Partner spotlight: Featherless

Featherless provides a deep catalog of specialized open source models, many of which are designed to work seamlessly with tools and external systems. Their focus on practical, task-specific models makes it easier for independent developers to build efficient, modular AI applications.

Get started

  • Explore the model library to find tool-capable models

  • Test specialized open source models for cost and performance gains

  • Build and route across multiple models using a single Backboard integration

This update expands what independent developers can build on Backboard while keeping the experience simple and unified.

Changelog

Jan 28, 2026

Backboard Introduces an Official TypeScript SDK

We have released an official TypeScript SDK for Backboard. This launch is driven directly by strong demand from the next generation of builders who are choosing TypeScript as their primary language for modern application development.

Why we built it

TypeScript has become the default for serious web, product, and platform engineering. Many teams building with Backboard told us they wanted a native, first-class way to integrate memory, state, and orchestration into TypeScript-based systems without friction.

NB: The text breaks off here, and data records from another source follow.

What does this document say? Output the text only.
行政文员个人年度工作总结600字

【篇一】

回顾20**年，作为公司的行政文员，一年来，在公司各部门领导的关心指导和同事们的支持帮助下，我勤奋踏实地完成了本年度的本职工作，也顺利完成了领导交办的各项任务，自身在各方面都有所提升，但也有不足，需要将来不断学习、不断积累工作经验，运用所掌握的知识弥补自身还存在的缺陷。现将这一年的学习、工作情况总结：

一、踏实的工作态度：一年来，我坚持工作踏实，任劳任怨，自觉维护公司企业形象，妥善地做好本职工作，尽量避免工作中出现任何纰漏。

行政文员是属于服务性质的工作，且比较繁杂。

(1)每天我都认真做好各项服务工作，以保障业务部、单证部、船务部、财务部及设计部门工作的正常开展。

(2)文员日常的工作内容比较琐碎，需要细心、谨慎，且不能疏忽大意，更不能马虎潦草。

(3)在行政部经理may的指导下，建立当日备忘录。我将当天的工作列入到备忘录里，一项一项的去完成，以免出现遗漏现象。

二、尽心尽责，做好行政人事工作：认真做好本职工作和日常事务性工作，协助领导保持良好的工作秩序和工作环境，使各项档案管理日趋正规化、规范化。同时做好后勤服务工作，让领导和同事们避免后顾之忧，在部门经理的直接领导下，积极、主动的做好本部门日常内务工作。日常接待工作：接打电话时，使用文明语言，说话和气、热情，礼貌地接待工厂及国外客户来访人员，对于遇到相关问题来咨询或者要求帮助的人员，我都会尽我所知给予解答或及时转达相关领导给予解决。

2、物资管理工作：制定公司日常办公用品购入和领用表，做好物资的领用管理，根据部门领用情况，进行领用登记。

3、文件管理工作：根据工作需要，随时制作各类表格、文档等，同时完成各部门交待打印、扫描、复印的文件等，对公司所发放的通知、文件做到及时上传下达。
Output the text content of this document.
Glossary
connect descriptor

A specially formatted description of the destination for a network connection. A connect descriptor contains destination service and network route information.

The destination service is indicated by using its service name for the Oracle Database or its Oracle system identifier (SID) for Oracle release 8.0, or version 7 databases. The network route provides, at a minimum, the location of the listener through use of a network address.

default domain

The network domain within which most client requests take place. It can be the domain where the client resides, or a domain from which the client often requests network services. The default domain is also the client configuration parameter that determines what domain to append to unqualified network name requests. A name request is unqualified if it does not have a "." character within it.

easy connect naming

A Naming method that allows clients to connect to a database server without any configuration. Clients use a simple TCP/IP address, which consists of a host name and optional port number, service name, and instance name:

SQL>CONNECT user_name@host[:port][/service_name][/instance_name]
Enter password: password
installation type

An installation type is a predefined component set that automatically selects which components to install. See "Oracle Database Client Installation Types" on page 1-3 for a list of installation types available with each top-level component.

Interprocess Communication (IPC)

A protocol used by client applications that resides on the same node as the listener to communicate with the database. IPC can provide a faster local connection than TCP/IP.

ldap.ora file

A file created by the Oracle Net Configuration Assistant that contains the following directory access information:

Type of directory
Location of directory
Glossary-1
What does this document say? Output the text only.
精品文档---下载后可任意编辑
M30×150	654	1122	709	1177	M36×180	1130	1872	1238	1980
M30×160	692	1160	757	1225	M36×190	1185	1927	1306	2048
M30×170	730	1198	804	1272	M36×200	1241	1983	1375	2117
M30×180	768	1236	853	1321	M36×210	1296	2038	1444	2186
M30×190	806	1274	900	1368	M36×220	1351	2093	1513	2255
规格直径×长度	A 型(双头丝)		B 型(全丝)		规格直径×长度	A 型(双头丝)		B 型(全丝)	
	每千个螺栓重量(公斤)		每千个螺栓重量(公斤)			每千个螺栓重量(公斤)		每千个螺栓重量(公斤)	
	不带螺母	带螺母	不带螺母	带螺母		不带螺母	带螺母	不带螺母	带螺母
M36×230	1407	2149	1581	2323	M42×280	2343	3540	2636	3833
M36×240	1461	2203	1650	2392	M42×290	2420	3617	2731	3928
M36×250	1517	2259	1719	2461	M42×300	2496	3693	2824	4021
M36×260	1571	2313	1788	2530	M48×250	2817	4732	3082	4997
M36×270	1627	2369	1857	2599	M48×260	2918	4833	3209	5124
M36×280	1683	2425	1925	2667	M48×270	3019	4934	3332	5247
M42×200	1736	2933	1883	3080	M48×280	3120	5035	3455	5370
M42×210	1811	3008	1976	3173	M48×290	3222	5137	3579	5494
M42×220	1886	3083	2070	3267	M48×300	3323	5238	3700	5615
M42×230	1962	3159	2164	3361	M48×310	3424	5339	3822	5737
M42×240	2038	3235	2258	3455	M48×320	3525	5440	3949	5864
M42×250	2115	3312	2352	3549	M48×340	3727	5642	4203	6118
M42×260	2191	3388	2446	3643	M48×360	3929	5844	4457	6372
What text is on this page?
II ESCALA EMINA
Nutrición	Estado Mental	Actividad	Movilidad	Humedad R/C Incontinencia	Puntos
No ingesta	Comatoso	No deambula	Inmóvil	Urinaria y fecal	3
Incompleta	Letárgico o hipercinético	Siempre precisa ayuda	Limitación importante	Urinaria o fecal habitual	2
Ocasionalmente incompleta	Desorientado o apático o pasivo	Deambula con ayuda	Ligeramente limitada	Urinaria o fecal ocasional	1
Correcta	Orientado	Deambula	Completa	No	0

This SDK is our response. It is designed to feel natural inside TypeScript projects, with strong typing, clear interfaces, and predictable behavior that fits cleanly into existing workflows.

What it enables

The TypeScript SDK makes it easier to:

  • Integrate Backboard directly into TypeScript and JavaScript applications

  • Build stateful, memory-aware AI systems with less glue code

  • Move faster from prototype to production with a developer-first interface

The goal is simple. Reduce integration overhead so builders can focus on product and ideas, not infrastructure.

How to get started

The SDK is available now and documented in our Quickstart SDK documentation, where you will find installation steps, examples, and common usage patterns. If you are already using Backboard, you can drop it into an existing project in minutes.

A note to the TypeScript community

We built this because you asked for it. The TypeScript ecosystem continues to shape how modern software is written, and we are excited to support builders who are pushing boundaries with AI-native systems.

Keep building. We are just getting started.